We show in this section why the introduction of external knowledge segments can increase model prediction and improve interpretability. The model used is Only_Post + PK + S.

Because of the user’s privacy and data usage agreement, we paraphrased the post. The post attention parts present the three posts with the highest attention weights. The knowledge attention parts present the knowledge segment with the highest attention weight, and the post that retrieved the knowledge segment.

Table 10 shows that the predictions are wrong in the baseline model, but correct after including external knowledge segments. Based on the content of the post, it is difficult to determine that this is a depressed patient. However, from the attentional weight of the external knowledge segments, it is found that patients have a tendency to impulse purchase, making the correct judgment of the model. It is worth noting that some past studies(Mueller et al., 2011; Lejoyeux et al., 1997) have found a fairly high correlation between impulse purchase and depression, which is consistent with the knowledge that the models focus on.

Table 10 Example of depression

Table 11 is also an example of an incorrect baseline prediction, but it becomes correct after including the external knowledge segments.
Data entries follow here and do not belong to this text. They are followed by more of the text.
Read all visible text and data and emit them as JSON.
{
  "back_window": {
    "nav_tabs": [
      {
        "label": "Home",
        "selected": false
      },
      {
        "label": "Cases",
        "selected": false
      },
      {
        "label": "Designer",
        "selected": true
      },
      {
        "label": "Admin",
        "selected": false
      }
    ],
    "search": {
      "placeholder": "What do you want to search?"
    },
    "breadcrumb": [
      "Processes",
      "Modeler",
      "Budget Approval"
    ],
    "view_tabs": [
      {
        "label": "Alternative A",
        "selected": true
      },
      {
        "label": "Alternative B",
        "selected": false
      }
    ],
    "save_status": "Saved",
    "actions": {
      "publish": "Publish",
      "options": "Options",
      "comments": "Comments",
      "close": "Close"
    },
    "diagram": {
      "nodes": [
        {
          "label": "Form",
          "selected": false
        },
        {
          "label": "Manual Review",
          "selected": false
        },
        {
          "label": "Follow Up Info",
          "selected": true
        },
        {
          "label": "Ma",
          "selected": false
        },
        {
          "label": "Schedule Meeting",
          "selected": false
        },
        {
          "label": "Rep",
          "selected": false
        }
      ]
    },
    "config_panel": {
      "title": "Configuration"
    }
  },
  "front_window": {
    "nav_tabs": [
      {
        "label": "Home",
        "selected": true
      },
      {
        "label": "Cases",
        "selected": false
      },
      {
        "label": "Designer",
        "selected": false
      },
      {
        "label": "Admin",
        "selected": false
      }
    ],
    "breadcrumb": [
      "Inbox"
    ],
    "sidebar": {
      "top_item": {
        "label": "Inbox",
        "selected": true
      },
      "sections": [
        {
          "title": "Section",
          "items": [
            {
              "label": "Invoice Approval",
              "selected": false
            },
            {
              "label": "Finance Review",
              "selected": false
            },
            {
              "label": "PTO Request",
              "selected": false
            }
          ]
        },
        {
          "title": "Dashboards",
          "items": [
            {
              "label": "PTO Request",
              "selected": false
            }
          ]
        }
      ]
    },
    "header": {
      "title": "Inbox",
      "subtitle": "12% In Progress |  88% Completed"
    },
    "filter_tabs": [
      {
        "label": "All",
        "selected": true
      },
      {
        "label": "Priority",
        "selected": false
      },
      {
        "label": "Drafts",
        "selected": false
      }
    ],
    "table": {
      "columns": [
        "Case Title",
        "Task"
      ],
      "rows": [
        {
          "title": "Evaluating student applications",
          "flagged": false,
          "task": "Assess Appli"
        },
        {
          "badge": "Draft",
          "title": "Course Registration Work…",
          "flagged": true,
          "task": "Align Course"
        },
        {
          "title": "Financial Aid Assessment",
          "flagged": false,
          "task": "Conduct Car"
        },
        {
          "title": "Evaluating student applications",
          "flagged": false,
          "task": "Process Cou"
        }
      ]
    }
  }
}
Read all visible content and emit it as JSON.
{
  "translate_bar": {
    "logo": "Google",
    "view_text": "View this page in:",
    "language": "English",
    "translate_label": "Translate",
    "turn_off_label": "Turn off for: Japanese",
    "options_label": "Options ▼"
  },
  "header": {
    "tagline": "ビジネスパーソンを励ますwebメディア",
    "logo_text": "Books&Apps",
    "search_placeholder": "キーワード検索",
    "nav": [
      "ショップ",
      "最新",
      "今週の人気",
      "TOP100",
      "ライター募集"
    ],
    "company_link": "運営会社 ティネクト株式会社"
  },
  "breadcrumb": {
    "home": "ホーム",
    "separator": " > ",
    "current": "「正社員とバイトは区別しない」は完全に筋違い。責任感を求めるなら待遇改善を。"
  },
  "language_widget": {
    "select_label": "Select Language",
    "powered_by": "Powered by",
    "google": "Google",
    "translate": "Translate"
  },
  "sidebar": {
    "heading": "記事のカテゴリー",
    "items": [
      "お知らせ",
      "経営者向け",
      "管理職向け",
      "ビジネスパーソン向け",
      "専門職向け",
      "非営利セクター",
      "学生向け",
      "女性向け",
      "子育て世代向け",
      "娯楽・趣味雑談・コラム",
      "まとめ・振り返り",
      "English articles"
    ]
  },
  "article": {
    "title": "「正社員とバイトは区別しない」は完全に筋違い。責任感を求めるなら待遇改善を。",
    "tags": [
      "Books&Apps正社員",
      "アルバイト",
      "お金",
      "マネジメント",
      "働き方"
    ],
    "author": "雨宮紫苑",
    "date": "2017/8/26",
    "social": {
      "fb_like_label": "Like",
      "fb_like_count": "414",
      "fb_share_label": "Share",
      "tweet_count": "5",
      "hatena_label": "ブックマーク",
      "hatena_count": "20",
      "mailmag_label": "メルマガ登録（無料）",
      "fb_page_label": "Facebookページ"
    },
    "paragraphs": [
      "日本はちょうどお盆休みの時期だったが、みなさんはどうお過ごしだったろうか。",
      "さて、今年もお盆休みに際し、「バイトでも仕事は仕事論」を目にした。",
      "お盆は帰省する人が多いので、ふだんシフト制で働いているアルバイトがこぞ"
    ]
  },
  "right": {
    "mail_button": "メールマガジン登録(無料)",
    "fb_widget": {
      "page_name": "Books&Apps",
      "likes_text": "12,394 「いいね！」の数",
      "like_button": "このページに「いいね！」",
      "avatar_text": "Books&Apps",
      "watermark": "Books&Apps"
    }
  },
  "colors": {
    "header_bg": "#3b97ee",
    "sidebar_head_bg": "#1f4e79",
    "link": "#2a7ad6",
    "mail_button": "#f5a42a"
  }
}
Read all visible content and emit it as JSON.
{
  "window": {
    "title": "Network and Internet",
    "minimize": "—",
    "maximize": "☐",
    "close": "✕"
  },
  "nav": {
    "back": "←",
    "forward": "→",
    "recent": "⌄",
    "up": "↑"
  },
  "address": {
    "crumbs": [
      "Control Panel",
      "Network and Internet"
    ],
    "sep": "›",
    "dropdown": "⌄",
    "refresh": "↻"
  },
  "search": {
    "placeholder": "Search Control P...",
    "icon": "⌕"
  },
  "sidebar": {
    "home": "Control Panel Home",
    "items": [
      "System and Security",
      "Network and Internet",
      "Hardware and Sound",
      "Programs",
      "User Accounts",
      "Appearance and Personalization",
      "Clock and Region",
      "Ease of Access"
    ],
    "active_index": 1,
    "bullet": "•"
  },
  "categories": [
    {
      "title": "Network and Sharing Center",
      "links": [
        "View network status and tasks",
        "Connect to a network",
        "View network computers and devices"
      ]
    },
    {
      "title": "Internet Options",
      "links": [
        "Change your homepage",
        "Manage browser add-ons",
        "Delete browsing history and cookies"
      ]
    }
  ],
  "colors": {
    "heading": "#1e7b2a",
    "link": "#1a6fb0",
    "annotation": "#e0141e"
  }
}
This example is from an autistic patient. It is hard to understand why the model made the prediction with the posts. By guessing from the most important knowledge segments, we see that users do not like to contact with other people, which makes one better understand the reason for the prediction.

Table 11 Example of autism

Table 12 lists some counter-examples that illustrate the inadequacies of current methods. Since our method retrieves knowledge segments for each post, some unimportant posts find noisy knowledge segments during training and testing. This problem of miscited knowledge segments needs to be overcome when incorporating knowledge segments into the model.

Table 12 Counter example

6 Conclusion

In this study, we improved the performance of detecting mental health conditions by incorporating psychological knowledge. The experiment results show that our method outperforms previous work, and the F1-score is increased more than 10% in some situations. By the attentional weight of the knowledge segments, our model can find knowledge segments that are important for predicting mental health conditions and improve interpretability by the content of the knowledge segments. This suggests that our model has the potential to be a reference for psychiatrists to assess patients; or to allow users to learn more about their mental health.

Moreover, DPR is an automatable process, and the external knowledge can be adjusted freely, which make our method more likely to be applied in practice. Through the source statistics for knowledge segments, useful sources can be found to improve the performance of the model. We are working on solving the problem of the miscited knowledge segments and improving the feature extraction capability of the PLMs and DPR encoders, hoping to achieve an even better performance.